Questions fréquentes sur l'endettement de l'État
À qui la France doit-elle tout cet argent exactement ?
Environ 53 % de la dette française est détenue par des investisseurs non-résidents. Ce sont des banques centrales étrangères, des fonds souverains (comme ceux du Qatar ou de Norvège), et des fonds de pension. Le reste appartient à des banques françaises et des compagnies d'assurance qui utilisent ces titres pour garantir vos placements. C’est pour ça qu’une crise de la dette toucherait directement le portefeuille de Monsieur Tout-le-monde.
Est-ce que l'inflation est une solution pour réduire la dette ?
Oui et non. L'inflation réduit la valeur réelle de la dette existante. C'est tentant. Mais elle augmente aussi les taux d'intérêt. Si l'inflation est de 5 % et que les taux passent à 6 %, l'État finit par payer plus cher pour renouveler sa dette. De plus, une partie de la dette française est indexée sur l'inflation. Donc, plus les prix montent, plus le capital à rembourser augmente automatiquement. Ce n'est donc plus le remède miracle que c'était dans les années 60.
Pourquoi ne pas simplement annuler la dette ?
C'est une idée séduisante sur le papier, mais catastrophique en pratique. Annuler la dette détenue par la BCE ? Cela reviendrait à détruire la confiance dans l'euro. Annuler la dette privée ? C'est la ruine des épargnants et la fin de toute possibilité pour l'État d'emprunter à nouveau pendant des décennies. Personne ne prête de l'argent à quelqu'un qui a déjà décidé de ne pas rembourser. Ce serait un suicide économique pur et simple.

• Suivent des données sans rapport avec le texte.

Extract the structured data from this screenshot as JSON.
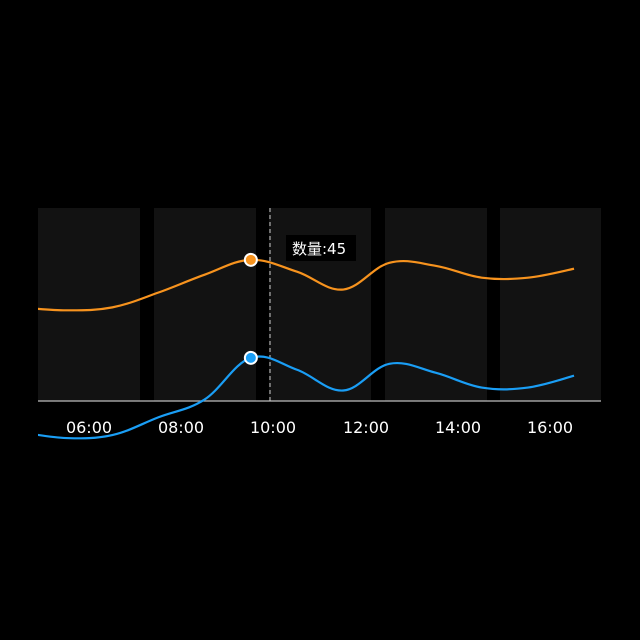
{
  "chart_data": {
    "type": "line",
    "x_labels": [
      "06:00",
      "08:00",
      "10:00",
      "12:00",
      "14:00",
      "16:00"
    ],
    "x": [
      "05:00",
      "06:00",
      "07:00",
      "08:00",
      "09:00",
      "10:00",
      "11:00",
      "12:00",
      "13:00",
      "14:00",
      "15:00",
      "16:00",
      "17:00"
    ],
    "series": [
      {
        "color": "#f7931e",
        "values": [
          62,
          61,
          62,
          67,
          73,
          78,
          74,
          68,
          77,
          76,
          72,
          72,
          75
        ]
      },
      {
        "color": "#1a9ef5",
        "values": [
          20,
          18,
          19,
          25,
          31,
          45,
          41,
          34,
          43,
          40,
          35,
          35,
          39
        ]
      }
    ],
    "highlight": {
      "x": "10:00",
      "tooltip": "数量:45"
    },
    "ylim": [
      0,
      100
    ],
    "grid": false,
    "background_bands": true
  }
}
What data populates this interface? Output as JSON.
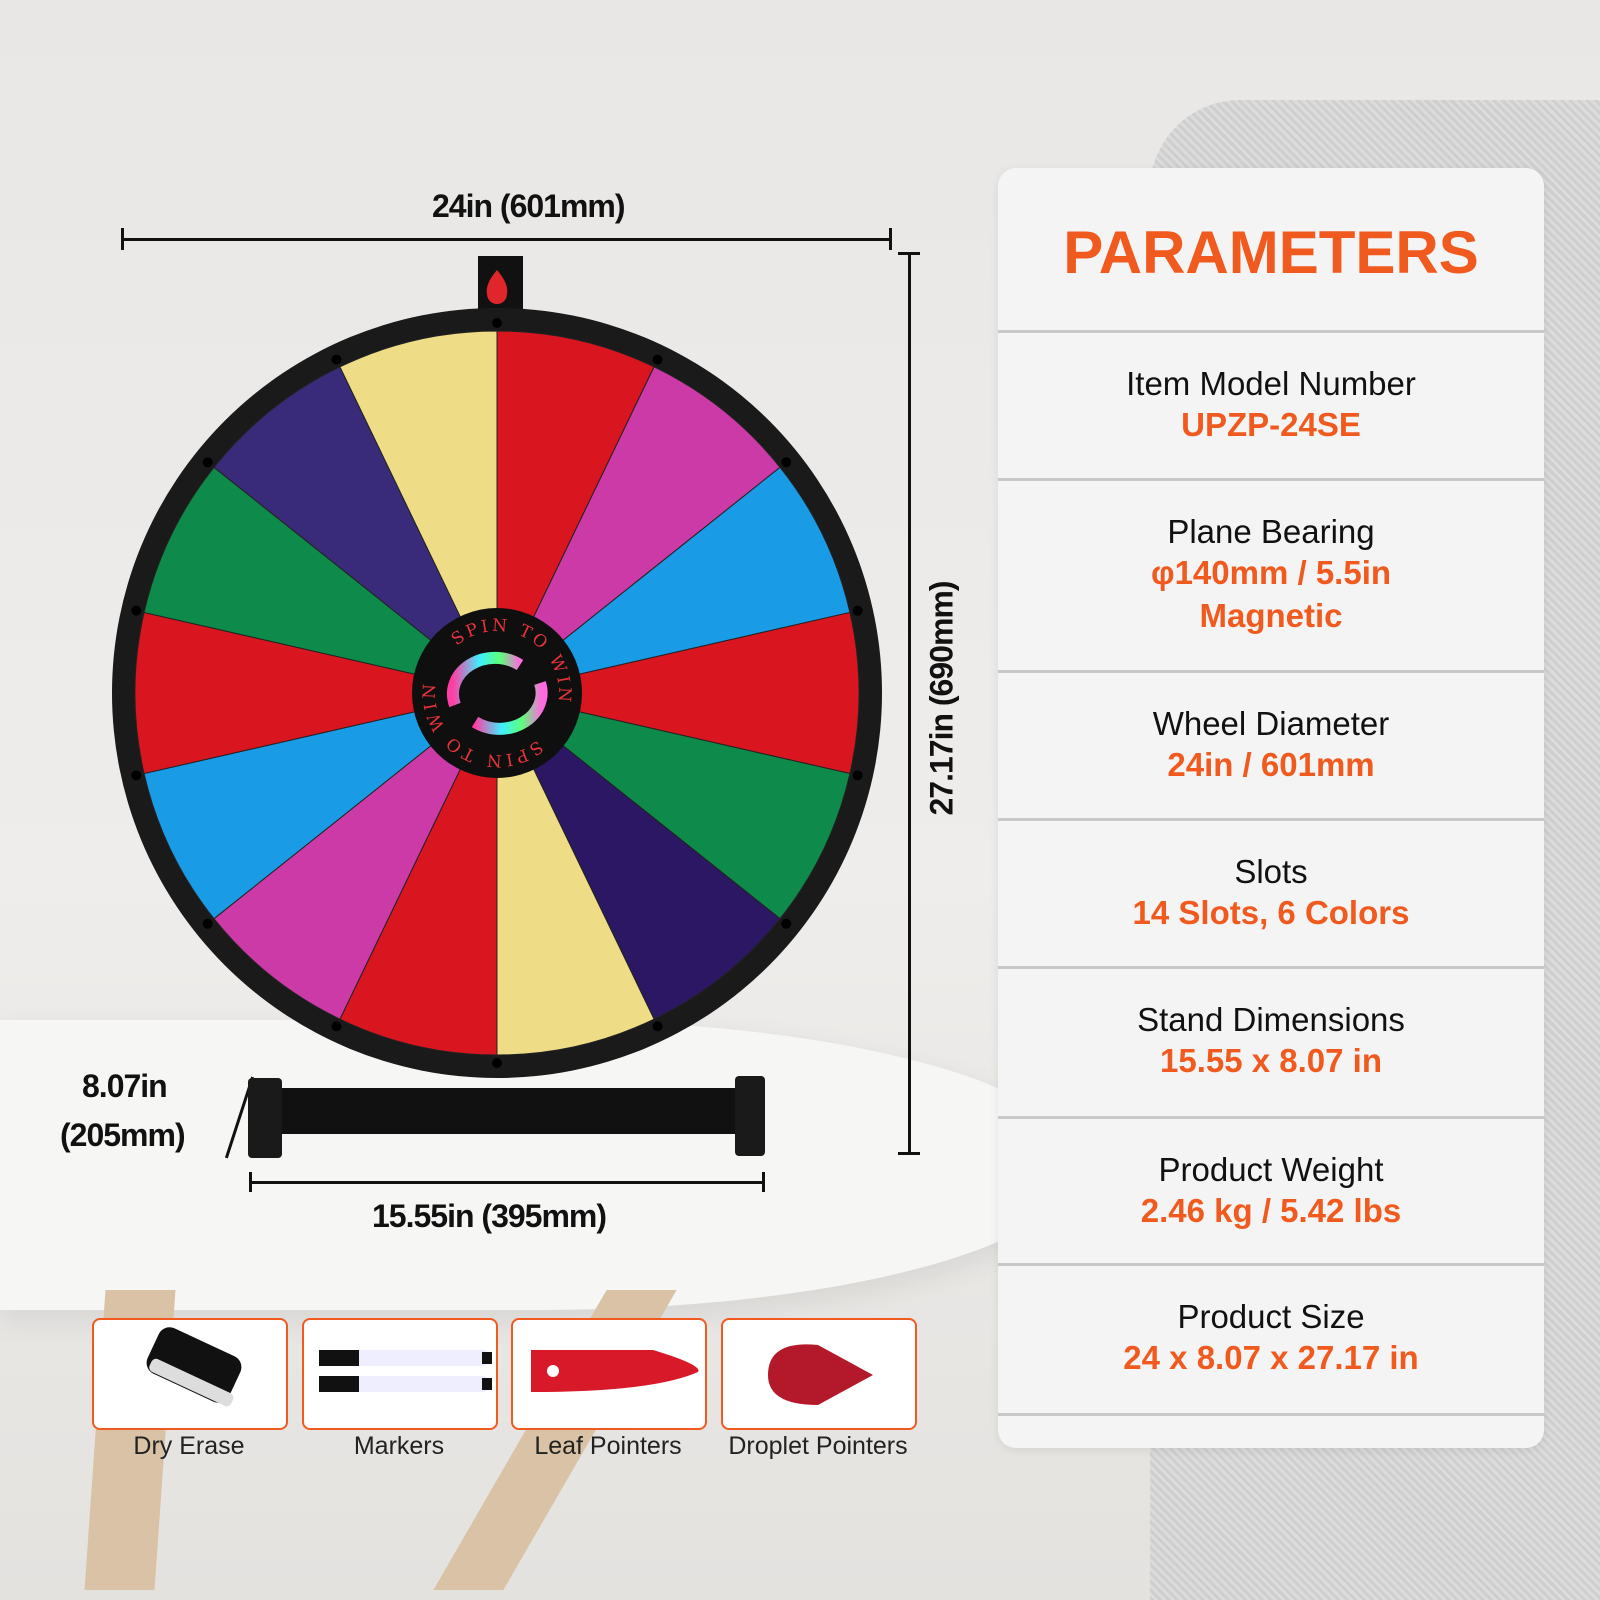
{
  "dimensions": {
    "width": "24in (601mm)",
    "height": "27.17in (690mm)",
    "stand_depth_in": "8.07in",
    "stand_depth_mm": "(205mm)",
    "stand_width": "15.55in (395mm)"
  },
  "wheel": {
    "hub_text_top": "SPIN TO WIN",
    "hub_text_bottom": "SPIN TO WIN",
    "slot_colors": [
      "#d9151f",
      "#cc3aa8",
      "#1a9be6",
      "#d9151f",
      "#0e8a4a",
      "#2b1763",
      "#eedc86",
      "#d9151f",
      "#cc3aa8",
      "#1a9be6",
      "#d9151f",
      "#0e8a4a",
      "#3a2a7a",
      "#eedc86"
    ]
  },
  "parameters": {
    "title": "PARAMETERS",
    "rows": [
      {
        "label": "Item Model Number",
        "values": [
          "UPZP-24SE"
        ]
      },
      {
        "label": "Plane Bearing",
        "values": [
          "φ140mm / 5.5in",
          "Magnetic"
        ]
      },
      {
        "label": "Wheel Diameter",
        "values": [
          "24in / 601mm"
        ]
      },
      {
        "label": "Slots",
        "values": [
          "14 Slots, 6 Colors"
        ]
      },
      {
        "label": "Stand Dimensions",
        "values": [
          "15.55 x 8.07 in"
        ]
      },
      {
        "label": "Product Weight",
        "values": [
          "2.46 kg / 5.42 lbs"
        ]
      },
      {
        "label": "Product Size",
        "values": [
          "24 x 8.07 x 27.17 in"
        ]
      }
    ]
  },
  "accessories": [
    {
      "label": "Dry Erase",
      "icon": "eraser-icon"
    },
    {
      "label": "Markers",
      "icon": "markers-icon"
    },
    {
      "label": "Leaf Pointers",
      "icon": "leaf-pointer-icon"
    },
    {
      "label": "Droplet Pointers",
      "icon": "droplet-pointer-icon"
    }
  ],
  "colors": {
    "accent": "#f05a1e"
  }
}
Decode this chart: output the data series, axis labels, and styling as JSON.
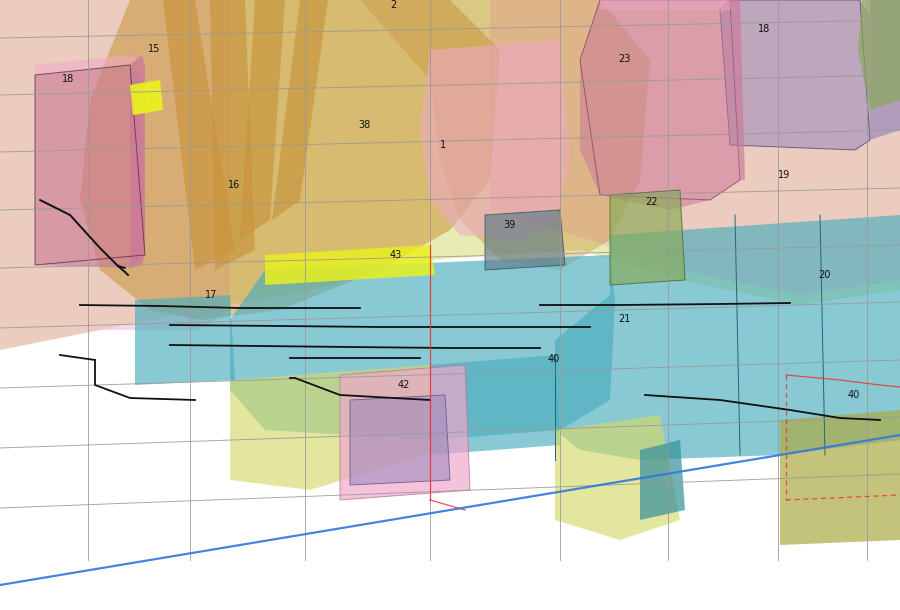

L'essentiel : sortir de l'impasse sans tout casser
Honnêtement, c'est flou. Il n'y a pas de solution magique qui ne ferait pas de mécontents. Pour réduire la dette, il n'y a que trois leviers : augmenter la croissance, réduire les dépenses ou augmenter les impôts. On a déjà poussé le levier des impôts au maximum. La croissance ne se décrète pas dans un bureau ministériel. Il ne reste donc que la baisse des dépenses, ce que les politiciens français appellent pudiquement "le courage budgétaire", mais que personne ne veut vraiment appliquer par peur des prochaines élections.
Je reste convaincu que la France a les moyens de s'en sortir, mais cela demande une honnêteté intellectuelle que l'on n'a pas vue depuis longtemps. Il faut expliquer aux citoyens que l'État ne peut plus tout prendre en charge. C'est une pilule amère, certes. Mais c'est le prix à payer pour que nos enfants ne passent pas leur vie à rembourser les vacances et les services publics de leurs parents. Le statu quo n'est plus une option, car les marchés financiers, eux, n'ont pas d'états d'âme. Ils finiront par trancher à notre place si nous ne prenons pas les devants. Et croyez-moi, leur verdict sera bien plus sévère que n'importe quelle réforme courageuse décidée à Paris.